Tiny LED lights dot the ceiling, changing color in soothing, darting patterns, but a set of wall-mounted lighting can be adjusted to display a variety of comforting colors that contribute to the calming, dimly-lit atmosphere, along with soft ambient music that emanates from speakers above.
In such a pacifying spa-like setting it’s easy to forget that it’s the halotherapy treatment that’s most important, but it couldn’t be much easier to stop in for a relaxing session, even on a quick lunch break from work.
“It’s come-as-you-are, no special clothing or preparation is required, and you don’t have to undress,” said Spagnoli.
Surgical booties are worn over shoes, to avoid introducing adulterants into the salt floor. Sessions last 45 minutes, begin at the top of every hour, and can accommodate up to six people at a time. There’s a small charge for a private session and appointments are recommended. Otherwise it’s first come, first served.
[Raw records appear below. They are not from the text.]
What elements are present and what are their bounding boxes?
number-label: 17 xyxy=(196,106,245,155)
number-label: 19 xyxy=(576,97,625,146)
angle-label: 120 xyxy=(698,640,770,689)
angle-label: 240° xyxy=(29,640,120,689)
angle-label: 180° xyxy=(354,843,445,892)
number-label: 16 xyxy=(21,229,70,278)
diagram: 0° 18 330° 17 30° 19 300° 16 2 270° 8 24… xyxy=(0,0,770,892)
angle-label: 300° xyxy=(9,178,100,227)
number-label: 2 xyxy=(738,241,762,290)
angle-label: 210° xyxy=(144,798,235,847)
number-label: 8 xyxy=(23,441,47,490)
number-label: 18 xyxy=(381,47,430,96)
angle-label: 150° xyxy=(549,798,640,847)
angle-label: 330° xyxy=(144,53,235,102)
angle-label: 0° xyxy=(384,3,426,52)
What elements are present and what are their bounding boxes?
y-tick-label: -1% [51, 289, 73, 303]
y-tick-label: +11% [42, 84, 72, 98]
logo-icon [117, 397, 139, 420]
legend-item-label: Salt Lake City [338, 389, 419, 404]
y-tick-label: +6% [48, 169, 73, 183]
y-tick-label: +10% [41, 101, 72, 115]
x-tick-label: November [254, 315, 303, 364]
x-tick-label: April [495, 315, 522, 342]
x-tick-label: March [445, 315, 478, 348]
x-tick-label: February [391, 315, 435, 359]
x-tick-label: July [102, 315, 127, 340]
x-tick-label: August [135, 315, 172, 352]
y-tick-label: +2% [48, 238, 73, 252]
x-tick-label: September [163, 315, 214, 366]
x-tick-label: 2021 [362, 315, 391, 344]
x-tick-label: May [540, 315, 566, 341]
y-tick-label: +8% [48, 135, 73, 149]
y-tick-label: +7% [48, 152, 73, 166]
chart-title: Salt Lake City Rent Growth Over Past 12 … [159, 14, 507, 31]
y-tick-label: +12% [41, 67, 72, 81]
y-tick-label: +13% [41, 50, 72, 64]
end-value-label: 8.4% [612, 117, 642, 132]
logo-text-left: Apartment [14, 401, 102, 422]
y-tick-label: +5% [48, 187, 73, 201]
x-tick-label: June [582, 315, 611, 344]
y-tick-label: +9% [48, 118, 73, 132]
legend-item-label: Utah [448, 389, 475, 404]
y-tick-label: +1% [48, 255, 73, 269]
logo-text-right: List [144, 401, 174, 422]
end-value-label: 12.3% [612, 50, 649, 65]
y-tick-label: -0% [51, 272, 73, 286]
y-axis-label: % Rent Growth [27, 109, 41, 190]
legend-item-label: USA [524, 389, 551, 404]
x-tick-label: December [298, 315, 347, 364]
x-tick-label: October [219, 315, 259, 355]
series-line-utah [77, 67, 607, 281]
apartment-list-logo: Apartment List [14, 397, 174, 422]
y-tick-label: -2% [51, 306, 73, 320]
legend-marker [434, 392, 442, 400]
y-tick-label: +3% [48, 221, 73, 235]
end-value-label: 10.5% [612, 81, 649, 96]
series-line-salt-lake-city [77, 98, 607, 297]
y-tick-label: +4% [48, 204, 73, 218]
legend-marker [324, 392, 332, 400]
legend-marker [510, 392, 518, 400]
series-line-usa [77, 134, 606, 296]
“The halogenerator is computerized, and I can set the parameters for each session, so depending on who’s in the room and what they’re dealing with I’ll adjust the dosage based on the people in the room,” she said.
There’s also almost no indication that patrons are being subjected to concentrations ranging from 1 to 16 micrograms of aerosol salt per cubic meter; there’s no salty taste, nor does it irritate the eyes or soil the clothes.
A wall-mounted laser detector constantly measures the concentrations, and feeds the data back to a computer that tells the halogenerator whether or not to grind more salt.
“During the session the micro-particles of salt are visible in the laser, but it’s pretty much the only way you can tell,” said Spagnoli.
It’s also completely safe. There are no special building codes for this type of facility, no special medical license needed to administer halotherapy and it’s not regulated by the U.S. Food and Drug Administration, or anyone else.
“Really, nothing can go wrong,” she said, although people with some conditions like tuberculosis should refrain from treatment — not because it’s a danger to them, but because it could be a danger to others.
Proprietor Marisa Spagnoli has created a healthy and relaxing place in the heart of downtown Waynesville.
After the 45-minute session is over, a high-speed evacuation fan kicks on, sucks all the air out of the room, vents it to the outside and replaces it with all new air.
“That happens every session,” she said. “There’s a separate set of ducts and dampers that allow air to come into the room and air to be evacuated via computer.”
The Waynesville Salt Room offers a variety of individual plans and packages, including lower pricing for children under 13. Multiple session plans as well as family and unlimited plans are also available.